The number of bidders rose to 26,174 - the highest so far this year - as motorists speculated that the government's latest moves would rein in soaring plate prices.

Dubbed "the most expensive metal plate on earth," Shanghai car plate prices have surged 32.5 percent in the first three months this year - more than for the whole of last year - and exceeded the 90,000-yuan benchmark in March.

In order to tame the prices, the city government, for the first time, set a price ceiling at this month's auction and bids of more than 83,600 yuan were rejected by the online auction system in the first round.

"I finally decided to have one last try after the new rules were announced," said Jimmy Yang, who won a car plate yesterday for 84,000 yuan.

Yang was planning to buy a car plate in neighboring Jiangsu Province after failing in his bid at city auctions for three months despite his best efforts. "Now I even feel lucky for losing last month's auction, which has saved me several thousand yuan," he said.

The upper price limit was the weighted average price of the average successful bids in January, February and March.
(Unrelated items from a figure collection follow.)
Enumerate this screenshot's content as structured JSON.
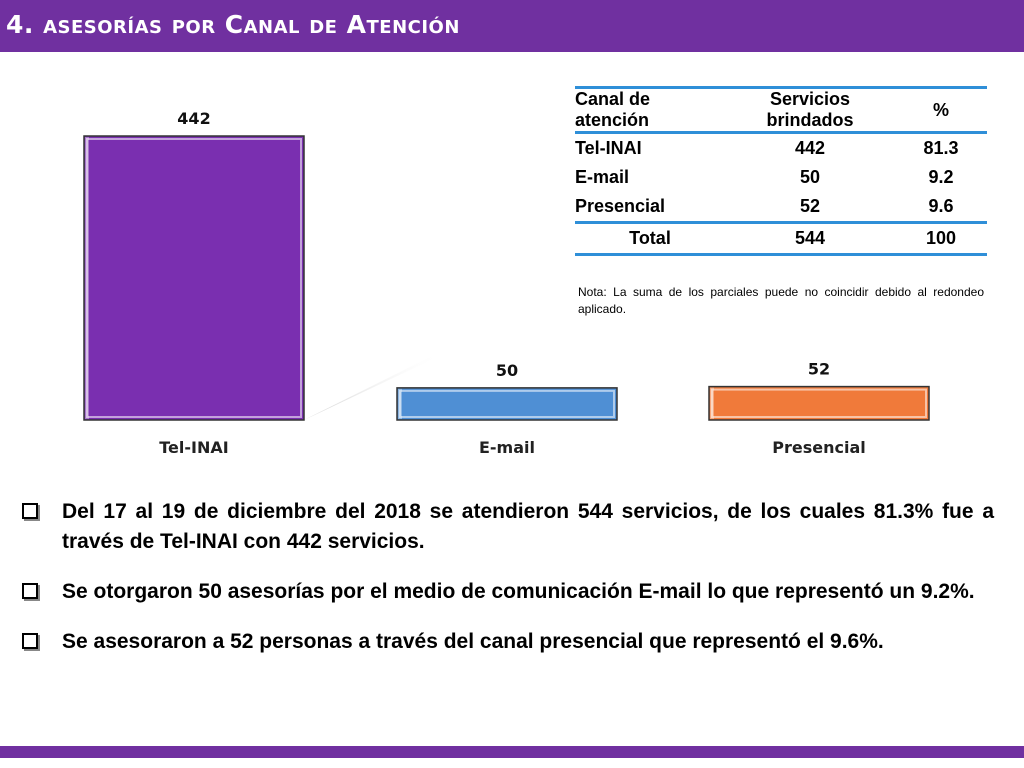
{
  "header": {
    "title": "4. asesorías por Canal de Atención"
  },
  "colors": {
    "header": "#7030a0",
    "tel_inai": "#7a2fb0",
    "email": "#4f8fd4",
    "presencial": "#f07a3a",
    "table_rule": "#2f8fd8"
  },
  "chart_data": {
    "type": "bar",
    "categories": [
      "Tel-INAI",
      "E-mail",
      "Presencial"
    ],
    "values": [
      442,
      50,
      52
    ],
    "data_labels": [
      "442",
      "50",
      "52"
    ],
    "ylim": [
      0,
      442
    ],
    "grid": false,
    "legend": "none"
  },
  "table": {
    "headers": [
      "Canal de atención",
      "Servicios brindados",
      "%"
    ],
    "rows": [
      [
        "Tel-INAI",
        "442",
        "81.3"
      ],
      [
        "E-mail",
        "50",
        "9.2"
      ],
      [
        "Presencial",
        "52",
        "9.6"
      ]
    ],
    "total": [
      "Total",
      "544",
      "100"
    ]
  },
  "note": "Nota: La suma de los parciales puede no coincidir debido al redondeo aplicado.",
  "bullets": [
    "Del 17 al 19 de diciembre del 2018 se atendieron 544 servicios, de los cuales 81.3% fue a través de Tel-INAI con 442 servicios.",
    "Se otorgaron 50 asesorías por el medio de comunicación E-mail lo que representó un 9.2%.",
    "Se asesoraron a 52  personas a través del canal presencial que representó el 9.6%."
  ]
}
The government will evaluate the results of the April trial and further optimize the auction process, city officials said earlier this month.

The policy of reserving new car plates for new cars also took effect yesterday. The measure is aimed at tightening enforcement of a minimum holding period before car plate resale in an effort to push scalpers out of the game.

And in a bid to control plate prices in the second-hand car market as well, the government has banned the resale of used cars with Shanghai license plates within one year after the first transfer. This follows the policy introduced in March prohibiting second-hand car plates being sold for more than the latest average price for a new one.

Shanghai Vice Mayor Jiang Ping said last month that the government would also consider organizing separate auctions for individual and corporate participants.